A Associação Brasileira das Empresas Aéreas (Abear) anunciou que a demanda por voos domésticos cresceu 9,2% em janeiro de 2015 em relação ao mesmo período do ano passado e que foram transportados 9,7 milhões de passageiros em voos dentro do Brasil.

Sobre o assunto, Alexandre Sampaio, presidente da Federação Brasileira de Hospedagem e Alimentação (FBHA), diz que apesar das dificuldades econômicas pelas quais o País passa o cenário influi decisivamente no incremento também da ocupação hoteleira, uma vez que a maior parte dos hóspedes se desloca por avião.

“O mercado hoteleiro nacional está passando por uma fase de grandes investimentos, decididos há cerca de três anos quando as perspectivas eram ainda favoráveis em função da Copa do Mundo e dos Jogos Olímpicos. Entretanto, o cenário econômico desfavorável, aliado a um ambiente político adverso e à crise na Petrobrás, que afeta a cadeia produtiva do offshore, ainda há apreensão quanto ao nível de ocupação média e à rentabilidade do negócio hoteleiro no curto prazo”, explica.

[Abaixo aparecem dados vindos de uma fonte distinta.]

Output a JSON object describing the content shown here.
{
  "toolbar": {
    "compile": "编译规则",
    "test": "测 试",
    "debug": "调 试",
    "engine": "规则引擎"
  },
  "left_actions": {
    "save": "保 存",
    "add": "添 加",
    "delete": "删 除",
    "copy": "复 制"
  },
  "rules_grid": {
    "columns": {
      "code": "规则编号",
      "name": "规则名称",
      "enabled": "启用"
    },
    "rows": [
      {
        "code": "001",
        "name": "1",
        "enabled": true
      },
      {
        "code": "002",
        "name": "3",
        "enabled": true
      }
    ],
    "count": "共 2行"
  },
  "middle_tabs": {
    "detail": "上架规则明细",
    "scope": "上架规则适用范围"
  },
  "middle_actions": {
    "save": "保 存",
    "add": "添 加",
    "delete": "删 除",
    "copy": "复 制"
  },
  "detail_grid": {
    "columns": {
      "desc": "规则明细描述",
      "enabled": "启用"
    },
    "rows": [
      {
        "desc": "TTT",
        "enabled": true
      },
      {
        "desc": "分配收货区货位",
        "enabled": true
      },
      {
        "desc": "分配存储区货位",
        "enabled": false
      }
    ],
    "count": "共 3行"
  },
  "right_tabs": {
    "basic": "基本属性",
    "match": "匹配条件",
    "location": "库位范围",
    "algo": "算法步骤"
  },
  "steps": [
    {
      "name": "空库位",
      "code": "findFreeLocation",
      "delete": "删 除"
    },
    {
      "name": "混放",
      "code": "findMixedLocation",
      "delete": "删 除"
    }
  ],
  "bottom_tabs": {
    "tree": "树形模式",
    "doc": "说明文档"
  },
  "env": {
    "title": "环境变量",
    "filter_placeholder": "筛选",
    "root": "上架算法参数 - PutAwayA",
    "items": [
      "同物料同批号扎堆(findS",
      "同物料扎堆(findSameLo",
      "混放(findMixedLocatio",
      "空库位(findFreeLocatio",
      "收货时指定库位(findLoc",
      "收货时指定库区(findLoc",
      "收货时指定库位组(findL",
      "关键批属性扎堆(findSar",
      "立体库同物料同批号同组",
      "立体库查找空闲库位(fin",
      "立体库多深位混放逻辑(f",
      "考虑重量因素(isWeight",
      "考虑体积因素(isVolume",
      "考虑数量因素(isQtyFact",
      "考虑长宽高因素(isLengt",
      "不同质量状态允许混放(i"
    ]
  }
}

Para Sampaio, com a alta do dólar o Brasil terá incremento no número de viagens domésticas de lazer. “O parque hoteleiro nacional já apresenta melhora em termos de instalações e reformas e também com novos empreendimentos. Como nossos destinos turísticos são de beleza incomparável, nossos clientes estão viajando mais e optando por ficar no Brasil. Também estão sendo considerados pelos brasileiros as facilidades de pagamento, os preços mais competitivos e os serviços de bom padrão”.

Sobre crise, o executivo reafirma que o Brasil passa por momentos difíceis, entretanto, essa não é uma leitura uniforme em todo o País. “Problemas de oferta excessiva, como em Belo Horizonte e, possivelmente, no Rio após os Jogos Olímpicos preocupam. Somado a isso, o custeio da energia elétrica, da qual os meios de hospedagem são grandes consumidores, a possibilidade de alteração do Brasil Maior, com mudanças na desoneração da folha de pagamento, e as propaladas alterações no PIS/Cofins nos sugerem um momento de cautela e de busca de diferenciais de atendimento e nichos de mercado”.